Adapting to pediatric market
"We are developing formulas customized for children that are safe and can be flexible based on the age of the patient," Perumal explained. Their initial work targets infants and toddlers, who need either an oral suspension or a chewable form.
"Dissolving a drug that is not water soluble can result in a thick, uninviting suspension," he explained. In addition," using an excipient, such as high amounts of alcohol, to dissolve the drug is out of the question for young children."
The zein nanoparticles, which are not water soluble, protect the drug and the milk protein coating makes them more water dispersible. "We have the best of both worlds," Perumal noted. In addition, the milk powder masks the drug's taste.
"We can put the nanoparticles into a liquid, a chewable tablet or a capsule," he said. "We could even use them as food sprinkles."
Identifying potential medications
The patent-pending drug delivery method can be optimized using different milk proteins, such as casein, lactoferrin and lactoglobulin. To mimic how the delivery system works, Perumal is testing the formulations using simulated gastric and intestinal fluid.

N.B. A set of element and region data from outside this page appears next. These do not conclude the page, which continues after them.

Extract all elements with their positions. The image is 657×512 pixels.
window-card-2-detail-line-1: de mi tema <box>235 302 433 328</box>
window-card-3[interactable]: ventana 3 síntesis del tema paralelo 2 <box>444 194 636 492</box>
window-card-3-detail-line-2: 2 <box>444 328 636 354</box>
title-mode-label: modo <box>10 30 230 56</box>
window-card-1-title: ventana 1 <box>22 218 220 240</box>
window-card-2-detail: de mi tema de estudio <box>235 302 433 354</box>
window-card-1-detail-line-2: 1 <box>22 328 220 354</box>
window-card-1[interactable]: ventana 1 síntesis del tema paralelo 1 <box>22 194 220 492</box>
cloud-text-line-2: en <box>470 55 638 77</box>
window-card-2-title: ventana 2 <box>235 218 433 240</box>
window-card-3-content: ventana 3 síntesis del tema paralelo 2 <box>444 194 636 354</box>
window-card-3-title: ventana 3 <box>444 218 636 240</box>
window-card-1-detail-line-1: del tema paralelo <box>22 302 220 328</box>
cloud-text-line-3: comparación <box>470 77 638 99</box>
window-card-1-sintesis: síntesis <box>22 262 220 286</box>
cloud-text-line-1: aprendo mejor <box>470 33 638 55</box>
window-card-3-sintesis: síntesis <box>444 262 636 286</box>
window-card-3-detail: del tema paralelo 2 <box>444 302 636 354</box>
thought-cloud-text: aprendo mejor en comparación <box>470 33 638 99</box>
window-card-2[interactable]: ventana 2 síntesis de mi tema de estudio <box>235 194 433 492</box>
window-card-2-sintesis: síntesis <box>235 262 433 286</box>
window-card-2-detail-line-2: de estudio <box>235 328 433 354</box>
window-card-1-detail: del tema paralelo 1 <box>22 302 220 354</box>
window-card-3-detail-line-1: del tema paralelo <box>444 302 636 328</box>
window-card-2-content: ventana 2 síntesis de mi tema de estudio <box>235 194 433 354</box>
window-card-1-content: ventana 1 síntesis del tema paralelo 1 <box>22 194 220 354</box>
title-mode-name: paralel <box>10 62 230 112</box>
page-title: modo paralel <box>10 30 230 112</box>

"We don't want it to release in the food matrix," he explained. The medication should be absorbed, typically within 24 hours, in the intestinal tract. Milk has thus far worked best, but experiments are underway to test the formulation in yogurt and other food matrices.
His first target medications are antiretrovirals, which children who are HIV-positive must take for a lifetime. Using a rat model, Perumal and his team found that his formulation has two to four times higher absorption than what's currently on the market.
Another target medication is a drug under investigation to treat neuroblastoma, a cancer which affects infants and children up to 10 years old. Though neuroblastoma accounts for 6 percent of cancer in children, Perumal said no pediatric drug formulation is available for the investigational compound.
In addition, what works for children will be useful for patients who have swallowing difficulties, such as the elderly. However, Perumal cautioned, the delivery platform is in the early stages of development. Pharmaceuticals take anywhere from 15 to 20 years to reach the market.